Paralelamente às atividades da tarde, foi realizada uma reunião entre os principais representantes de agências de normatização como a ASTM, a CEN/ISO, dentre outras instituições de grande importância no setor. O objetivo esteve relacionado às primeiras discussões sobre a elaboração de uma especificação internacional para o biodiesel, algo que será discutido ainda neste evento em fórum específico, com a presença de líderes de todo o mundo, inclusive do Brasil.

Outras apresentações, particularmente no período da tarde, foram orientadas à apresentação dos principais critérios de planejamento para a instalação de usinas de biodiesel. O custo da matéria-prima foi mais uma vez identificado como o principal fator para a definição do custo de produção do biodiesel, chegando a valores da ordem de 85 a 90% nas palavras dos representantes da Desmet-Ballestra.

A necessidade do estabelecimento de critérios rígidos de segurança foi enfatizada para unidades de produção baseadas em metanólise, ou seja, que dependem do metanol como agente de transesterificação, algo que precisa ser cuidadosamente monitorado para evitar os riscos de explosão e de contaminação do pessoal com vapores altamente tóxicos. Interessante observar a constatação de que vários provedores de tecnologia para a produção de biodiesel estão assoberbados com o número de solicitações recebidas nestes últimos meses e isto tem inclusive inflacionado o mercado em até 100%, já que sempre terão prioridade aqueles que estiverem preparados para pagar mais pelos serviços.

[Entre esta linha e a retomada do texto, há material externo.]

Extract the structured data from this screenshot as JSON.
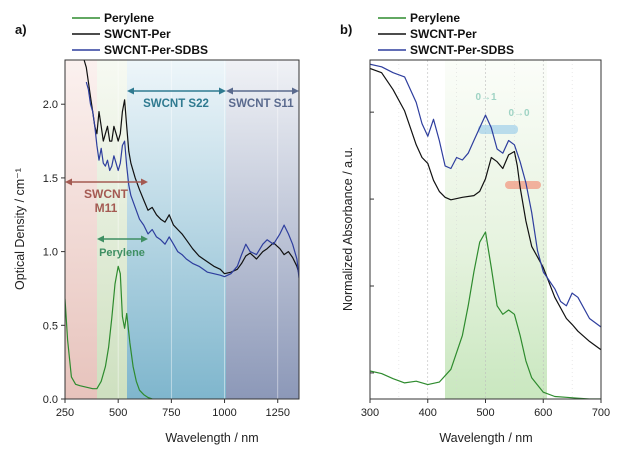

Nossa apresentação, sobre uso de aditivos para a melhoria das propriedades de fluxo do biodiesel e de suas misturas com o diesel de petróleo, foi recebida com muito interesse, já que o desempenho dos produtos que vimos desenvolvendo no Departamento de Química da UFPR é muito superior a vários aditivos análogos que se encontram disponíveis no mercado.

O primeiro dia de nossas atividades no evento está aproximando-se do fim e, de hoje, vale a pena tecer algumas considerações finais:

(a) há um movimento em direção à harmonização das especificações para biodiesel existentes em vários países, mas há pouca ou nenhuma motivação em compreender quaisquer motivos que levem a um comprometimento dos parâmetros de qualidade já definidos internacionalmente (EN 14214 e ASTM D 6751);

(b) da mesma forma, há um clamor por qualidade ao longo de toda a cadeia produtiva do biodiesel e atitudes que se distanciem desta realidade continuam a ser fortemente rejeitadas pela comunidade;

(c) vários problemas vêm sendo constantemente levantados sobre a precariedade de vários métodos oficiais de análise em prover resultados passíveis de repetibilidade e reprodutibilidade – neste sentido, um dos mais fortemente criticados é o método de determinação de glicerina total por cromatografia de fase gasosa, cujos resultados têm revelado alguma fragilidade em relação a mudanças na matéria-prima empregada para a produção de biodiesel;

(d) futuros investimentos na área devem ser baseados em análise extremamente cuidadosa de parâmetros associados à segurança e manutenção na disponibilidade de matéria-prima a custos suficientemente competitivos, ao grau de maturidade da tecnologia contratada para fazer uso desta matéria-prima (neste caso, plantas multi-funcionais são desejáveis embora agreguem custo ao processo), ao tamanho e flexibilidade do mercado absorvedor da produção pretendida, à destinação prevista para co-produtos como a glicerina e à escolha do local ideal para instalação da planta. Enfim, não nos parece que haja qualquer tendência na validação de plantas de pequeno porte, pelo menos enquanto não houver alguma quebra de paradigma no sentido de revolucionar o processo de produção e de otimizar as operações unitárias associadas à purificação do produto. Sobre estes desenvolvimentos de última geração, muito ainda deverá ser discutido ao longo dos próximos dias de realização deste evento.